You have one of two options:

a. Offer to trade papers. Say that you need some help on your paper, and maybe she'd like to trade papers, so you can help each other. Mutually satisfying, and you still get the above benefits. This does take courage, but are you a writer, or are you a mouse? If you're ever going to be published, you'll have to learn to let people read your writing anyway.

b. Offer to help someone younger and less experienced. If you're an advanced graduate student, offer to help a first year. If you're a college student, offer to help a high school student. Just because they're less experienced doesn't mean you can't learn a heck of a lot from them. I've tutored elementary students who can barely read, and the processes of explaining independent and dependent clauses in third grader language is enlightening, I assure you.
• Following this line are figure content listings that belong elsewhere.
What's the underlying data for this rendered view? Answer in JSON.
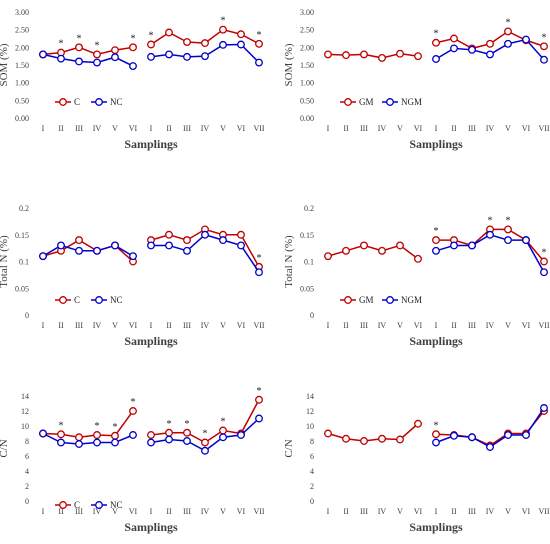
{
  "chart_data": [
    {
      "type": "line",
      "ylabel": "SOM (%)",
      "xlabel": "Samplings",
      "ylim": [
        0,
        3
      ],
      "ytick_labels": [
        "0.00",
        "0.50",
        "1.00",
        "1.50",
        "2.00",
        "2.50",
        "3.00"
      ],
      "groups": [
        {
          "categories": [
            "I",
            "II",
            "III",
            "IV",
            "V",
            "VI"
          ],
          "series": [
            {
              "name": "C",
              "color": "#c00000",
              "values": [
                1.8,
                1.85,
                2.0,
                1.8,
                1.92,
                2.0
              ]
            },
            {
              "name": "NC",
              "color": "#0000cc",
              "values": [
                1.8,
                1.68,
                1.6,
                1.57,
                1.72,
                1.47
              ]
            }
          ],
          "stars": [
            "",
            "*",
            "*",
            "*",
            "",
            "*"
          ]
        },
        {
          "categories": [
            "I",
            "II",
            "III",
            "IV",
            "V",
            "VI",
            "VII"
          ],
          "series": [
            {
              "values": [
                2.08,
                2.42,
                2.15,
                2.12,
                2.5,
                2.37,
                2.1
              ]
            },
            {
              "values": [
                1.73,
                1.8,
                1.73,
                1.75,
                2.07,
                2.08,
                1.57
              ]
            }
          ],
          "stars": [
            "*",
            "",
            "",
            "",
            "*",
            "",
            "*"
          ]
        }
      ],
      "legend": [
        {
          "label": "C",
          "color": "#c00000"
        },
        {
          "label": "NC",
          "color": "#0000cc"
        }
      ]
    },
    {
      "type": "line",
      "ylabel": "SOM (%)",
      "xlabel": "Samplings",
      "ylim": [
        0,
        3
      ],
      "ytick_labels": [
        "0.00",
        "0.50",
        "1.00",
        "1.50",
        "2.00",
        "2.50",
        "3.00"
      ],
      "groups": [
        {
          "categories": [
            "I",
            "II",
            "III",
            "IV",
            "V",
            "VI"
          ],
          "series": [
            {
              "name": "GM",
              "color": "#c00000",
              "values": [
                1.8,
                1.78,
                1.8,
                1.7,
                1.82,
                1.75
              ]
            },
            {
              "name": "NGM",
              "color": "#0000cc",
              "values": [
                null,
                null,
                null,
                null,
                null,
                null
              ]
            }
          ],
          "stars": [
            "",
            "",
            "",
            "",
            "",
            ""
          ]
        },
        {
          "categories": [
            "I",
            "II",
            "III",
            "IV",
            "V",
            "VI",
            "VII"
          ],
          "series": [
            {
              "values": [
                2.13,
                2.25,
                1.97,
                2.1,
                2.45,
                2.2,
                2.03
              ]
            },
            {
              "values": [
                1.67,
                1.97,
                1.93,
                1.8,
                2.1,
                2.22,
                1.65
              ]
            }
          ],
          "stars": [
            "*",
            "",
            "",
            "",
            "*",
            "",
            "*"
          ]
        }
      ],
      "legend": [
        {
          "label": "GM",
          "color": "#c00000"
        },
        {
          "label": "NGM",
          "color": "#0000cc"
        }
      ]
    },
    {
      "type": "line",
      "ylabel": "Total N (%)",
      "xlabel": "Samplings",
      "ylim": [
        0,
        0.2
      ],
      "ytick_labels": [
        "0",
        "0.05",
        "0.1",
        "0.15",
        "0.2"
      ],
      "groups": [
        {
          "categories": [
            "I",
            "II",
            "III",
            "IV",
            "V",
            "VI"
          ],
          "series": [
            {
              "name": "C",
              "color": "#c00000",
              "values": [
                0.11,
                0.12,
                0.14,
                0.12,
                0.13,
                0.1
              ]
            },
            {
              "name": "NC",
              "color": "#0000cc",
              "values": [
                0.11,
                0.13,
                0.12,
                0.12,
                0.13,
                0.11
              ]
            }
          ],
          "stars": [
            "",
            "",
            "",
            "",
            "",
            ""
          ]
        },
        {
          "categories": [
            "I",
            "II",
            "III",
            "IV",
            "V",
            "VI",
            "VII"
          ],
          "series": [
            {
              "values": [
                0.14,
                0.15,
                0.14,
                0.16,
                0.15,
                0.15,
                0.09
              ]
            },
            {
              "values": [
                0.13,
                0.13,
                0.12,
                0.15,
                0.14,
                0.13,
                0.08
              ]
            }
          ],
          "stars": [
            "",
            "",
            "",
            "",
            "",
            "",
            "*"
          ]
        }
      ],
      "legend": [
        {
          "label": "C",
          "color": "#c00000"
        },
        {
          "label": "NC",
          "color": "#0000cc"
        }
      ]
    },
    {
      "type": "line",
      "ylabel": "Total N (%)",
      "xlabel": "Samplings",
      "ylim": [
        0,
        0.2
      ],
      "ytick_labels": [
        "0",
        "0.05",
        "0.1",
        "0.15",
        "0.2"
      ],
      "groups": [
        {
          "categories": [
            "I",
            "II",
            "III",
            "IV",
            "V",
            "VI"
          ],
          "series": [
            {
              "name": "GM",
              "color": "#c00000",
              "values": [
                0.11,
                0.12,
                0.13,
                0.12,
                0.13,
                0.105
              ]
            },
            {
              "name": "NGM",
              "color": "#0000cc",
              "values": [
                null,
                null,
                null,
                null,
                null,
                null
              ]
            }
          ],
          "stars": [
            "",
            "",
            "",
            "",
            "",
            ""
          ]
        },
        {
          "categories": [
            "I",
            "II",
            "III",
            "IV",
            "V",
            "VI",
            "VII"
          ],
          "series": [
            {
              "values": [
                0.14,
                0.14,
                0.13,
                0.16,
                0.16,
                0.14,
                0.1
              ]
            },
            {
              "values": [
                0.12,
                0.13,
                0.13,
                0.15,
                0.14,
                0.14,
                0.08
              ]
            }
          ],
          "stars": [
            "*",
            "",
            "",
            "*",
            "*",
            "",
            "*"
          ]
        }
      ],
      "legend": [
        {
          "label": "GM",
          "color": "#c00000"
        },
        {
          "label": "NGM",
          "color": "#0000cc"
        }
      ]
    },
    {
      "type": "line",
      "ylabel": "C/N",
      "xlabel": "Samplings",
      "ylim": [
        0,
        14
      ],
      "ytick_labels": [
        "0",
        "2",
        "4",
        "6",
        "8",
        "10",
        "12",
        "14"
      ],
      "groups": [
        {
          "categories": [
            "I",
            "II",
            "III",
            "IV",
            "V",
            "VI"
          ],
          "series": [
            {
              "name": "C",
              "color": "#c00000",
              "values": [
                9.0,
                8.9,
                8.5,
                8.8,
                8.7,
                12.0
              ]
            },
            {
              "name": "NC",
              "color": "#0000cc",
              "values": [
                9.0,
                7.8,
                7.6,
                7.8,
                7.8,
                8.8
              ]
            }
          ],
          "stars": [
            "",
            "*",
            "",
            "*",
            "*",
            "*"
          ]
        },
        {
          "categories": [
            "I",
            "II",
            "III",
            "IV",
            "V",
            "VI",
            "VII"
          ],
          "series": [
            {
              "values": [
                8.8,
                9.1,
                9.1,
                7.8,
                9.4,
                9.0,
                13.5
              ]
            },
            {
              "values": [
                7.8,
                8.2,
                8.0,
                6.7,
                8.5,
                8.8,
                11.0
              ]
            }
          ],
          "stars": [
            "",
            "*",
            "*",
            "*",
            "*",
            "",
            "*"
          ]
        }
      ],
      "legend": [
        {
          "label": "C",
          "color": "#c00000"
        },
        {
          "label": "NC",
          "color": "#0000cc"
        }
      ]
    },
    {
      "type": "line",
      "ylabel": "C/N",
      "xlabel": "Samplings",
      "ylim": [
        0,
        14
      ],
      "ytick_labels": [
        "0",
        "2",
        "4",
        "6",
        "8",
        "10",
        "12",
        "14"
      ],
      "groups": [
        {
          "categories": [
            "I",
            "II",
            "III",
            "IV",
            "V",
            "VI"
          ],
          "series": [
            {
              "name": "GM",
              "color": "#c00000",
              "values": [
                9.0,
                8.3,
                8.0,
                8.3,
                8.2,
                10.3
              ]
            },
            {
              "name": "NGM",
              "color": "#0000cc",
              "values": [
                null,
                null,
                null,
                null,
                null,
                null
              ]
            }
          ],
          "stars": [
            "",
            "",
            "",
            "",
            "",
            ""
          ]
        },
        {
          "categories": [
            "I",
            "II",
            "III",
            "IV",
            "V",
            "VI",
            "VII"
          ],
          "series": [
            {
              "values": [
                8.9,
                8.8,
                8.5,
                7.4,
                9.0,
                9.0,
                12.0
              ]
            },
            {
              "values": [
                7.8,
                8.7,
                8.5,
                7.2,
                8.8,
                8.8,
                12.4
              ]
            }
          ],
          "stars": [
            "*",
            "",
            "",
            "",
            "",
            "",
            ""
          ]
        }
      ],
      "legend": []
    }
  ]
}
So, do you suffer from Obsessive Wordsmithing Disorder? Do you agree with my symptoms and prescriptions? Other suggestions?

*I'm completely joking. There is no Obsessive Wordsmithing Disorder, and 84% of writers do not have this disease. Please don't go to you psychologist and complain about this fictional disease. To my psychologist sister, I apologize for making your life harder. At least if you hear about OWD, you know where it came from.